From the hall came a burst of noise. The lights flickered over the empty courtyard. Laeghaire closed his eyes. He smelled the scent of her skin and her hair. He dozed.

 

Tosti came hunting him one day, when he sat playing with Murrough in the stables. Tosti drifted in and stood watching until Laeghaire looked up.

Murrough stood. Laeghaire said, “Go play. Go find your friends.”

The boy stared at Tosti. He backed off a few steps, suddenly shy. He turned and trotted off. Tosti watched him.

“You’ve been lax in your duties, Irish,” Tosti said. “You are supposed to accompany me.”

“Even courting?”

Tosti grinned. “No. Not at my courting, my dear man. Not at my courting.” He wandered on light feet around the back part of the stable. “Aha! What’s this? The earth has opened and will swallow Ghent whole?”

“What?”

“A fissure, one might say a veritable cleft. In the floor of the stable.” Tosti banged his heel on the stable floor. “Hollow. A shame. I thought to see marvels. Hallo. Yes. It even echoes.”

“That’s the old vault. It’s underground and it gave the horses thrush or something. The Count closed it up.”
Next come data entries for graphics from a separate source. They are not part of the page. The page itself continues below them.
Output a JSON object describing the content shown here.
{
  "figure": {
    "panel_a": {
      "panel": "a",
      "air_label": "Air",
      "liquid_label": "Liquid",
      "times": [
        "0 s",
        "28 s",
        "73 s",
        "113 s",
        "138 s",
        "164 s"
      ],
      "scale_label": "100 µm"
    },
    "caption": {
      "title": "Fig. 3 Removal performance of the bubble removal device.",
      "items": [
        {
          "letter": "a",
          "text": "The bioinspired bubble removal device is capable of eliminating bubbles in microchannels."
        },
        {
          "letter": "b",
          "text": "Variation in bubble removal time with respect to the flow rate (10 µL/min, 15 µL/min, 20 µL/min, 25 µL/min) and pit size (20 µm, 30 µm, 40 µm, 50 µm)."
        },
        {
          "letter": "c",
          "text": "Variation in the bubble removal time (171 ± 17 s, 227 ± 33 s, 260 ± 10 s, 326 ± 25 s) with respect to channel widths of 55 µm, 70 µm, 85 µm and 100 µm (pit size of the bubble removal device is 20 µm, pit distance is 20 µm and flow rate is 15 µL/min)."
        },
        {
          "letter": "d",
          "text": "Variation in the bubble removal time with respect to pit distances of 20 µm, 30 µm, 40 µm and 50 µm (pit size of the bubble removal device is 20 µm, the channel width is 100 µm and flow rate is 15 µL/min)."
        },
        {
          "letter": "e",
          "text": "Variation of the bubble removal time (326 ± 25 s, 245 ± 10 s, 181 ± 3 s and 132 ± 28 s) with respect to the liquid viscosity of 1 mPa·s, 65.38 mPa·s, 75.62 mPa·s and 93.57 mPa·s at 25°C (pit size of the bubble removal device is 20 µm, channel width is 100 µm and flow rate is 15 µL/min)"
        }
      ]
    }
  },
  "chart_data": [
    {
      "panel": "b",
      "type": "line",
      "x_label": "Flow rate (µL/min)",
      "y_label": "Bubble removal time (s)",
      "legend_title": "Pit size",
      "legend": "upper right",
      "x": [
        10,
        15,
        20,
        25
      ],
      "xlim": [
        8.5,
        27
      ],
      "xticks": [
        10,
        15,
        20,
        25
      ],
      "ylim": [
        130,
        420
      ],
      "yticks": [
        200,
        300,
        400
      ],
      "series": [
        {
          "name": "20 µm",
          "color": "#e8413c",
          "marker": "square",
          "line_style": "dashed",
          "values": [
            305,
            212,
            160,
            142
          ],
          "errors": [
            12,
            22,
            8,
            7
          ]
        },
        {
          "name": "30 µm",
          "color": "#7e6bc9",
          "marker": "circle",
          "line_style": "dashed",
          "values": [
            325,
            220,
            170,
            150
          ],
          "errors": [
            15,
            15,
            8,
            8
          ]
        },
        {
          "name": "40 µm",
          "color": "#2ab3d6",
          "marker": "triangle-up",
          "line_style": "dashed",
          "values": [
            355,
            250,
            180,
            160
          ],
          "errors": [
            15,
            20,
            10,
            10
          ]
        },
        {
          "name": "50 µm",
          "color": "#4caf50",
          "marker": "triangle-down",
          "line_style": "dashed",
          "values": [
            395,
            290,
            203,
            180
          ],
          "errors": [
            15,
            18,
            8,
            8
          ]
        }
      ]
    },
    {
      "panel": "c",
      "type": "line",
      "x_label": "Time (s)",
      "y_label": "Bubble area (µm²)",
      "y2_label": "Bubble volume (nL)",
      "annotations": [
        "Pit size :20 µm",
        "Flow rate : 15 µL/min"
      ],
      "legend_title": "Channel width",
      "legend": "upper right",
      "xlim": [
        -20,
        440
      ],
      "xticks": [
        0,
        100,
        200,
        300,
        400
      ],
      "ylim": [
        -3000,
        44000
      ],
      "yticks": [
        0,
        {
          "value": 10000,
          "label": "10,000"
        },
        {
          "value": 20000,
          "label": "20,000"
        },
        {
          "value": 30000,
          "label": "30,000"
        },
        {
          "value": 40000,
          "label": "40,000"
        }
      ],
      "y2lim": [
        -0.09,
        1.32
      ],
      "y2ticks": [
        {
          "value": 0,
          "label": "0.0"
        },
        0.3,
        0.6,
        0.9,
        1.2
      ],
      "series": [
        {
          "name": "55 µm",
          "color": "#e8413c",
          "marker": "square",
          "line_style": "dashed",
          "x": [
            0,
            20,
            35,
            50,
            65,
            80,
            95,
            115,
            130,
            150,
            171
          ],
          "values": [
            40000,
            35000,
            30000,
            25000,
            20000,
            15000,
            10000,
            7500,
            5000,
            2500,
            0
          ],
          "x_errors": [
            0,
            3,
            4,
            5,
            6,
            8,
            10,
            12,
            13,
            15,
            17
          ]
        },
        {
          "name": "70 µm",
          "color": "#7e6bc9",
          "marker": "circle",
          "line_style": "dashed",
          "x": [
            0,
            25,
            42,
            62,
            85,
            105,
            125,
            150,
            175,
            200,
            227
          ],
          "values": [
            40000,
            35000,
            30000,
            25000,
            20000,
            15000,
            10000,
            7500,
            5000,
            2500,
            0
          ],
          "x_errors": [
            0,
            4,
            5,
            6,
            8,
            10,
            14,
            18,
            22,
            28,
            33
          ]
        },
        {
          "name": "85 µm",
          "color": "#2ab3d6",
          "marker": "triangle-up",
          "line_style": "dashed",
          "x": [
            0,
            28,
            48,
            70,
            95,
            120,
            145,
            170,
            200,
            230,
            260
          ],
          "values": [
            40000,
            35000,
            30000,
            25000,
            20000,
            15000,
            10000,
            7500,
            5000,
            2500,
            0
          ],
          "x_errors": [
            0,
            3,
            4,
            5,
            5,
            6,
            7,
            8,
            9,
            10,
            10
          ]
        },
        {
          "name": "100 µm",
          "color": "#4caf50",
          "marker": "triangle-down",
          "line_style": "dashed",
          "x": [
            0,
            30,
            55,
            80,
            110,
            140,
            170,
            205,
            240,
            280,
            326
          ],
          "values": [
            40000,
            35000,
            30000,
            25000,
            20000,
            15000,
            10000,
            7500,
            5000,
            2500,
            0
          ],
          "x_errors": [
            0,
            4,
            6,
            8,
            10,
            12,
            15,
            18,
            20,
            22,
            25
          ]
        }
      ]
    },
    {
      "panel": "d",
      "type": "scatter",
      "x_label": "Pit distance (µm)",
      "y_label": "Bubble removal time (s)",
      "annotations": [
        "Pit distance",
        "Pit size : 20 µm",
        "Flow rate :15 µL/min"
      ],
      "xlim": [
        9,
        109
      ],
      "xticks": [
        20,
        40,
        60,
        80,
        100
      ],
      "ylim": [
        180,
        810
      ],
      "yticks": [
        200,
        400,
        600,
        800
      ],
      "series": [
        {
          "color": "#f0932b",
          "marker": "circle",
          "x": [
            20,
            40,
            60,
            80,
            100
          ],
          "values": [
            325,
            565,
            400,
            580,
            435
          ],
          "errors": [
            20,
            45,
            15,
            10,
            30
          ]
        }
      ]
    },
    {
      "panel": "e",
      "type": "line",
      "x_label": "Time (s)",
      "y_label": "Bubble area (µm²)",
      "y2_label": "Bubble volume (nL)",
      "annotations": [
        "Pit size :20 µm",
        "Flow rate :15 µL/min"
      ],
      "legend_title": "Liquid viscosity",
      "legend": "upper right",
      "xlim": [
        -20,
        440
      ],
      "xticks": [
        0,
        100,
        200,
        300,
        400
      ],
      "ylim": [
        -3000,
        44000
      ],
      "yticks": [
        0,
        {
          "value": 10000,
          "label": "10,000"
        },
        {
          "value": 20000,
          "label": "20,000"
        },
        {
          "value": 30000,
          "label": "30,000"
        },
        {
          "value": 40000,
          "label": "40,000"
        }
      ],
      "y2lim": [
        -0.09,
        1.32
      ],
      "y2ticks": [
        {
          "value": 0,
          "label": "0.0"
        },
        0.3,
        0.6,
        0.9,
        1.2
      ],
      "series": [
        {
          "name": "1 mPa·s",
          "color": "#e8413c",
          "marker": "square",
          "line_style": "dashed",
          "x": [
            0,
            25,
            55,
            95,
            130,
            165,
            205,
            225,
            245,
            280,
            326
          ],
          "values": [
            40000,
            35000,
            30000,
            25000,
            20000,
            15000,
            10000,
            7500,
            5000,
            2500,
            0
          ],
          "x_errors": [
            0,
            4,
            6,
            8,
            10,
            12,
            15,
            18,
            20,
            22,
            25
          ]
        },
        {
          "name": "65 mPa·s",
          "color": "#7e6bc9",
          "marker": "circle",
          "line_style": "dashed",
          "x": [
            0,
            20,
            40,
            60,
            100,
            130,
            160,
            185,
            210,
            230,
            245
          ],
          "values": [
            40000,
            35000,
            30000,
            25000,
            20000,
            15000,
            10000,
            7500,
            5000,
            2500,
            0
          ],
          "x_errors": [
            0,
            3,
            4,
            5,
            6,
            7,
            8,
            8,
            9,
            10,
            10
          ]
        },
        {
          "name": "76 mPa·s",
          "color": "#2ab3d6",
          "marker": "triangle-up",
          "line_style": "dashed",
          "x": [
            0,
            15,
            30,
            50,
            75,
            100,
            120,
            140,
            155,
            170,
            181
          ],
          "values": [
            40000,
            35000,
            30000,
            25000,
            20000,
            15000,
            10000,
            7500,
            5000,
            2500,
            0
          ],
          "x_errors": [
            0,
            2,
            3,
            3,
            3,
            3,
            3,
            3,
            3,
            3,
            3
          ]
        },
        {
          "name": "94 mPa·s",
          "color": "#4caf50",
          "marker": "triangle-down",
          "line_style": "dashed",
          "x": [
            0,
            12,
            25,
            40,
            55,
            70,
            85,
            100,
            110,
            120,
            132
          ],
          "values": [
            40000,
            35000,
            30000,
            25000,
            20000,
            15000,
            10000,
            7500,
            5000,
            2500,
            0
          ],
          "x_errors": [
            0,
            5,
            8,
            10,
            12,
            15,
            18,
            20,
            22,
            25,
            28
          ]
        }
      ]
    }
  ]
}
“Leaving a gap? Bad judgment on the part of your estimable carpenters. A man could fall and break his neck.”

“It’s a little narrow for that.”

“In truth. Your boy is very handsome.”

“Yes.”

“My dear man, you are supposed to thank me and immediately raise your opinion of my taste some two or three notches. Not admit it.”

“Have you convinced the lady Judith that she is unshamed?”

“Indeed. You have a knack for acquiring the verbal idiosyncrasies of the people you converse with. Do not mock me.”

“I’m sorry.”

“I came hither the bringer of substantial news. A messenger appeared this morning from the coast, was ushered into the Count’s presence, and there gave him news that the King of England is dead. God rest his immortal and most holy soul.” Tosti crossed himself, and Laeghaire did, too. “And, further, that my dear brother has crowned himself King. On Epiphany, before the corpse was hardly chilled. And thus, Irishman, I need your aid.”

“To go where?”

“To Normandy.”

“No.”

“I feared as much. ‘To go where?’ You revealed yourself, dropped your shield. Then I shall go myself.”

“I’ll have to tell the Count.”

“Tell the Count, my dear, I shall go alone. Aldric is too old to play these games, and Judith must remain here. Until I can return her to her place as Countess of Northumbria. Under a King who owes me at least one part of his crown, William of Normandy, perhaps; a Northman, perhaps; even an Atheling—but not my brother.”

“You talk too much.”

“So I do. So I do. Let me talk a moment more. My brother is going to die.”

“All men die.”

“Ah, but I am going to kill him. The first, most terrible crime.”

“Why hate him?”

“I don’t know. I’ve always hated him. He always means well, but he has gotten us into more trouble than anyone else. King of England. Is he a fool? Doesn’t he know what he’s doing? Do you remember my father?”

“Yes.”

“My father was as near to God as any man I have ever known. As near as holy Edward.”

Tosti spat. He went out. His boots rang on the floor.

The next day he was gone. The Count raged a while and at last admitted that no man could have stopped him. Laeghaire hardly cared. William was going to have to fight, for England. William would need knights. Laeghaire remembered Maine like a fire. He waited for William to call him. For two or three days he waited for each moment because each moment might bring him his summons.